Rose didn’t lecture people, or shame them, or tell them not to be bigots or hostile to immigrants. Rather, like Franklin Roosevelt in the ’30s, he focused on their local problems, and proposed real solutions.
Update (November 25):  Senator Bernie Sanders has a message. Is this really too far to the left?
Increasing the minimum wage to $15 an hour and indexing it to median wage growth thereafter.
A path toward Medicare-for-all.
Bold action to combat climate change.
Fixing our broken criminal-justice system.
Comprehensive immigration reform.
Progressive tax reform.
A $1 trillion infrastructure plan.
Lowering the price of prescription drugs.
Making public colleges and universities tuition-free and substantially reducing student debt.
Expanding Social Security.
Keep in mind that "red" states voted to raise the minimum wage and expand Medicaid.
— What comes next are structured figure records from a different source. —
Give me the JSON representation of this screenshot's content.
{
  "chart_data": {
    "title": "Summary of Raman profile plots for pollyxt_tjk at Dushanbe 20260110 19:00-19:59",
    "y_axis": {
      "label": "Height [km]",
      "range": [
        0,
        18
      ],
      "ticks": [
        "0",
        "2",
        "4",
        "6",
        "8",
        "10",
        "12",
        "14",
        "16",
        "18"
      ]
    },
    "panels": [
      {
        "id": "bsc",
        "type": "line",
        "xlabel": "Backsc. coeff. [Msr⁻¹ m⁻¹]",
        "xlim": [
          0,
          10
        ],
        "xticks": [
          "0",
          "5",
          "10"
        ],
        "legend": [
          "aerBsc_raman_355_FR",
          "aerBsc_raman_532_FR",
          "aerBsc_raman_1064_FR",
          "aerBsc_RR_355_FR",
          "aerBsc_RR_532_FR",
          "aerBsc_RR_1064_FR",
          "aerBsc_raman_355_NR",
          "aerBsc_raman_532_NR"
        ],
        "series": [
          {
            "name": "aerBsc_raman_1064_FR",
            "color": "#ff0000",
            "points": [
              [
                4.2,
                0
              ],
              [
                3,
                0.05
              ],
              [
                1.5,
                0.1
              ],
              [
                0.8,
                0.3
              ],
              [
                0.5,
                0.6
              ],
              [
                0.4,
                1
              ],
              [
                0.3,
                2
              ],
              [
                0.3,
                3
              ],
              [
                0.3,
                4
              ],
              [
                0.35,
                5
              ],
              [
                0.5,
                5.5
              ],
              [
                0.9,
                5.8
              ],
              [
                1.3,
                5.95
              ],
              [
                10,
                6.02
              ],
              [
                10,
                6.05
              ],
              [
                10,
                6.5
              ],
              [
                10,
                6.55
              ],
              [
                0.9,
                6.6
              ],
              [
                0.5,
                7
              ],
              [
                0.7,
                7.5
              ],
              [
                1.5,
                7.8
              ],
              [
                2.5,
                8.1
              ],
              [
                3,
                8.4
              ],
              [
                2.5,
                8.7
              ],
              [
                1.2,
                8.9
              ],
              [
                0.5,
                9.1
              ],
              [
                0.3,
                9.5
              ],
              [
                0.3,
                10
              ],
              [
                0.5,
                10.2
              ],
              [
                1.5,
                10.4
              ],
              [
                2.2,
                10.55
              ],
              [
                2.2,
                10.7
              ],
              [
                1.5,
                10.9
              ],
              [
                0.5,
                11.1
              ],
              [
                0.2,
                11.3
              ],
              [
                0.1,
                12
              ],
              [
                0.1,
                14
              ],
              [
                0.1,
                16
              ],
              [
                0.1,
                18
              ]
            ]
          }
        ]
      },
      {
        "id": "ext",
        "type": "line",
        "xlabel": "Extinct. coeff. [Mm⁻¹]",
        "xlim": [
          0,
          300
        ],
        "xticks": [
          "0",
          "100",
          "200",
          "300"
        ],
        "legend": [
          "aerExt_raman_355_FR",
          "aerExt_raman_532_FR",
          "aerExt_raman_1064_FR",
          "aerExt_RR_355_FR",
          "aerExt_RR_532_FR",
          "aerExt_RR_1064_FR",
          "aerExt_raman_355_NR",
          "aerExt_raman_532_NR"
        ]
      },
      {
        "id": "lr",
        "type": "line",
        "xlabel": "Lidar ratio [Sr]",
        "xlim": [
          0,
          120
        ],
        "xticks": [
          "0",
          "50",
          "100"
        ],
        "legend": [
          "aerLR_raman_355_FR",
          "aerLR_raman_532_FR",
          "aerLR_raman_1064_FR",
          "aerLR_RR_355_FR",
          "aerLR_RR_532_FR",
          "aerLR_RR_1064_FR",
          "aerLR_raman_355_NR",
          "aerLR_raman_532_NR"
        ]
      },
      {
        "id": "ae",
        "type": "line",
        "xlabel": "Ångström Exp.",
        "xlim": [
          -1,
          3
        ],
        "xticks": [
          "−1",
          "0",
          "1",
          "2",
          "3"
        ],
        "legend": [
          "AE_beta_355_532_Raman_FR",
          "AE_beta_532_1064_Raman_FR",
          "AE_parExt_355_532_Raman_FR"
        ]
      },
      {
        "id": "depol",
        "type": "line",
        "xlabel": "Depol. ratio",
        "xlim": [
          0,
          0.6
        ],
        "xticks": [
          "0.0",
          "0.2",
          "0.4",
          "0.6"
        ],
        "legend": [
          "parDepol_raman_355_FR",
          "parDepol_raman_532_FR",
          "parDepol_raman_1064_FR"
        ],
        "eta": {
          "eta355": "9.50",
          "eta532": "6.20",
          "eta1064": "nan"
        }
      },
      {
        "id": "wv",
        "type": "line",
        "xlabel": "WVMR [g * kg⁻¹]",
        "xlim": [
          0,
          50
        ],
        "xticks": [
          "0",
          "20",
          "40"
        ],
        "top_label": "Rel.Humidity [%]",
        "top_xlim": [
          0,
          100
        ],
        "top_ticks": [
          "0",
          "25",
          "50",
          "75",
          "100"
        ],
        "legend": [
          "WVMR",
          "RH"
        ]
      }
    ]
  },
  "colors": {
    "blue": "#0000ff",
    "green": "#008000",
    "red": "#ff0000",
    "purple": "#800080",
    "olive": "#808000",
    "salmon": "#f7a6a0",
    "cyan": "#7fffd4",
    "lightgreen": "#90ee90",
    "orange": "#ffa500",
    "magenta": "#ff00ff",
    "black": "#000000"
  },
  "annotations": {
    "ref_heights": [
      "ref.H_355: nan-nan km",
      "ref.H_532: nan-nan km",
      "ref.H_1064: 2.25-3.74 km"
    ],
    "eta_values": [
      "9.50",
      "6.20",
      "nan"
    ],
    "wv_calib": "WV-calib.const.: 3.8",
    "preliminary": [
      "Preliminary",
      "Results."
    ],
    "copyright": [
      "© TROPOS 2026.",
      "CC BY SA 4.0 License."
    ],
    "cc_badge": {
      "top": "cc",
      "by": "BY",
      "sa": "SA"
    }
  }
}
Update (December 2):  House Democrats are focusing on voting rights, campaign finance and ethics reforms in the first bill of the new Congress.

Update (December 10):  Dan Siegel says the presidential election was "a call for white men to fight back against those they hold responsible for their diminished roles in the world". He offers "some ideas for a progressive program to unite the American people".
Guaranteed annual income for all Americans.
Commitment to full equality for all races, ethnicities, religious groups, and genders.
Protect the Earth.
Commitment to World Peace.
Right to Affordable Housing.
Progressive tax system.
Right to healthcare.
Quality Education.
Personal Liberty.
End mass incarceration.
Democratize the political system.
Update (January 14, 2019):  Ted Rall offers his guidelines for progressives.
$25 minimum wage.
Abolish student loans.
Forgive outstanding student loans.
Limit the increase in tuition.
Universal healthcare.
Remove U.S. troops from foreign countries.
End drone attacks.
Cut the defense budget by 90 percent.
Etc.
Update (March 3, 2019):  Paul Rosenberg urges Democrats to learn from the failures of neoliberalism (market fetishism).
Ideally, the Democrats' 2020 primary campaign could and should involve a full-throated debate about the best ways to realize the full meaning of inclusive growth, including all the non-economic dimensions of recognition as well. It should flesh out specific aspects of what progressive populism means, and how to achieve its goals. It should promote sound policies to advance inclusive growth. And it should reclaim the once commonsense idea that while the market can be a good servant, it makes a terrible, tyrannical master.